Kiedy obudziłaś się następnego dnia zobaczyłaś uśmiechniętego Harrego, który ci się przygląda.
-czemu tak patrzysz?-spytałaś
-bo jesteś piękna-odpowiedział, czułaś że się rumienisz
-tak na pewno, szczególnie że dopiero się obudziłam. Nie podlizuj się tak tylko idź już do siebie-powiedziałaś lekko spychając go z łóżka. Chłopak wstał i uśmiechnięty wyszedł, dopiero teraz zobaczyłaś, że był w samych bokserkach. Ubrałaś się i zeszłaś na dół żeby zjeść śniadanie. Słyszałaś tam rozmowę Harrego chyba z Louisem
-dlaczego ją wczoraj pocałowałeś?-spytał loczek
-ja-zaczął tłumaczyć się Louis, ale Hazza mu przerwał
-przecież wiesz, że mi się podoba! Jak mogłeś?!-powiedział zdenerwowany Harry, a ty poczułaś miłe uczucie w sercu. Jednak zdecydowałaś się przerwać tą kłótnie schodząc na dół
-o co się kłócicie?-spytałaś
-a nic takiego-odpowiedział szybko Harry-skąd wiesz, że się kłócimy, słyszałaś naszą rozmowę?-spytał wyraźnie zestresowany
-nie, tylko widzę to po waszych minach-stwierdziłaś, że będziesz udawać.

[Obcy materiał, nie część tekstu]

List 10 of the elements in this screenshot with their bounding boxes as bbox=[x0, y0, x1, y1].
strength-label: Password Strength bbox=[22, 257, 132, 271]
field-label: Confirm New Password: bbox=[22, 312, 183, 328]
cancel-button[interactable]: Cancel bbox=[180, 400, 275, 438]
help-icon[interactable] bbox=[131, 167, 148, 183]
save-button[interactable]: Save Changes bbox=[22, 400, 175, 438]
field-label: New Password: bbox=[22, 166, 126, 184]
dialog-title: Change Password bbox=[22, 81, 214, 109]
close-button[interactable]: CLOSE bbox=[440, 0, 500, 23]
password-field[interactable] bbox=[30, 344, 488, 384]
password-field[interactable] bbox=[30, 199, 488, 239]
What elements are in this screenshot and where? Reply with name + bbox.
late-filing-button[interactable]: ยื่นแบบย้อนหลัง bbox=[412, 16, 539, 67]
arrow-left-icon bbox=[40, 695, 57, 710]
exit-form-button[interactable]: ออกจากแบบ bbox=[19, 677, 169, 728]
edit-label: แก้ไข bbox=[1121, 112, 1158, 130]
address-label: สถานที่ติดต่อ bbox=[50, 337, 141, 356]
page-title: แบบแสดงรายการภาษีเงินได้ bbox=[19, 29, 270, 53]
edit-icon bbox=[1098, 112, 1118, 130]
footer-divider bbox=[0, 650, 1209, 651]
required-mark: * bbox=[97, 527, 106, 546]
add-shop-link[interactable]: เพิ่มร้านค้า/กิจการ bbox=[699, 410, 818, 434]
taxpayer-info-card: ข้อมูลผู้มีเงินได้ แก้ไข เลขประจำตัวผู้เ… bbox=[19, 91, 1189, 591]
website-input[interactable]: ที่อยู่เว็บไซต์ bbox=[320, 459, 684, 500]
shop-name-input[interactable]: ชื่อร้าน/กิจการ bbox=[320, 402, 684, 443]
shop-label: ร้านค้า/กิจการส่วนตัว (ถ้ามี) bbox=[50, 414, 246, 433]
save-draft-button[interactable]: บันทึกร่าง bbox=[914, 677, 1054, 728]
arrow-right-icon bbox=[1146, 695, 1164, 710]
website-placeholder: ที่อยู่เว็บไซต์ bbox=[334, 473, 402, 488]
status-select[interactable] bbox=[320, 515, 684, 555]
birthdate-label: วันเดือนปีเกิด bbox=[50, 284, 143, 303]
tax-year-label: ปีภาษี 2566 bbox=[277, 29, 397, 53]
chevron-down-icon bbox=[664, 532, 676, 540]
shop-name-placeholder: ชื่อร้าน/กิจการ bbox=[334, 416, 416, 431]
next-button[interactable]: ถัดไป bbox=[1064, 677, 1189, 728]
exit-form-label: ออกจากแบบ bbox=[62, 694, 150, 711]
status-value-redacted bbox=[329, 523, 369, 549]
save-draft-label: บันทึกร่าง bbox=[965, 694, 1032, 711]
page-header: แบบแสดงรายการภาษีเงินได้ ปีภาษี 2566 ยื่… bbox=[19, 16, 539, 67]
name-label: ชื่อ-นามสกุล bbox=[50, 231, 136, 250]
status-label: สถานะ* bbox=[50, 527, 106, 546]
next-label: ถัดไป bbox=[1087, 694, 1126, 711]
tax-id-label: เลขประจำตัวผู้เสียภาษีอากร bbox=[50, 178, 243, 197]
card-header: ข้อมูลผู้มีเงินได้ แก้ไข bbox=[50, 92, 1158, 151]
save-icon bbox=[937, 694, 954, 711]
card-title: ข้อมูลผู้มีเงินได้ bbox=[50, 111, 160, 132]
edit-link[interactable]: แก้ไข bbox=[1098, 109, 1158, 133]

-to nic ważnego, chcesz naleśnika?-spytał Louis.
-tak, jestem straszniee głodna-odpowiedziałaś z uśmiechem.
Zjedliście śniadanie, żartując i wygłupiając się.
-a tak wgl to dlaczego Dan przywiózł was ze sobą?
-mieliśmy akurat koncert w pobliżu stwierdził, że nie warto wynajmować hotelu
-koncert?-spytałaś zdziwiona-to kim wy jesteście?
-to ty nas nie znasz?-spytał loczek
-nie-odpowiedziałaś trochę zawstydzona.
-jesteśmy One Directiooon!-krzyknął Louis
-aaa słyszałam coś o was-powiedziałaś. Po śniadaniu Harry zaprosił cię na spacer, Louis stwierdził że chętnie pójdzie z wami. Więc Harry był trochę zły, ale później mu przeszło. Chłopcy cały czas się wygłupiali a ty śmiałaś się z nich.
-jak możesz się z nas śmiać?-powiedział Louis- powinienem się Fochnąć-i odwrócił się do ciebie tyłem. Ty podeszłaś do niego i mocno go przytuliłaś
-przepraszam, ale jesteście tacy zabawni-on złapał cię w pasie i podniósł. Zaczął cię nieść w stronę fontanny,
-Louis co ty robisz?! Przestań!! Puść mnie!!-krzyczałaś ale on nic sobie z tego nie robił. Wrzucił cię do niej, a ty zaczęłaś go gonić żeby mu oddać. I tak goniliście się mokrzy po całym mieście. Kiedy zmęczeni usiedliście na ławce zauważyłaś że zgubiliście Loczka
-ej a gdzie Harry?- spytałaś
-nie wiem, [T.I] posłuchaj ten pocałunek wczoraj to nie był do końca przyjacielski ja .. chyba się w tobie zakochałem-powiedział i czekał na twoją reakcje.
-ale jak to? przecież ty masz dziewczynę?
-już nie-powiedział. A ty nie wiedziałaś co zrobić. Wydawało ci się, że też coś do niego czujesz ale z drugiej strony był Harry.
-Louis ja nie wiem
-rozumiem że możesz nie czuć tego samego co ja...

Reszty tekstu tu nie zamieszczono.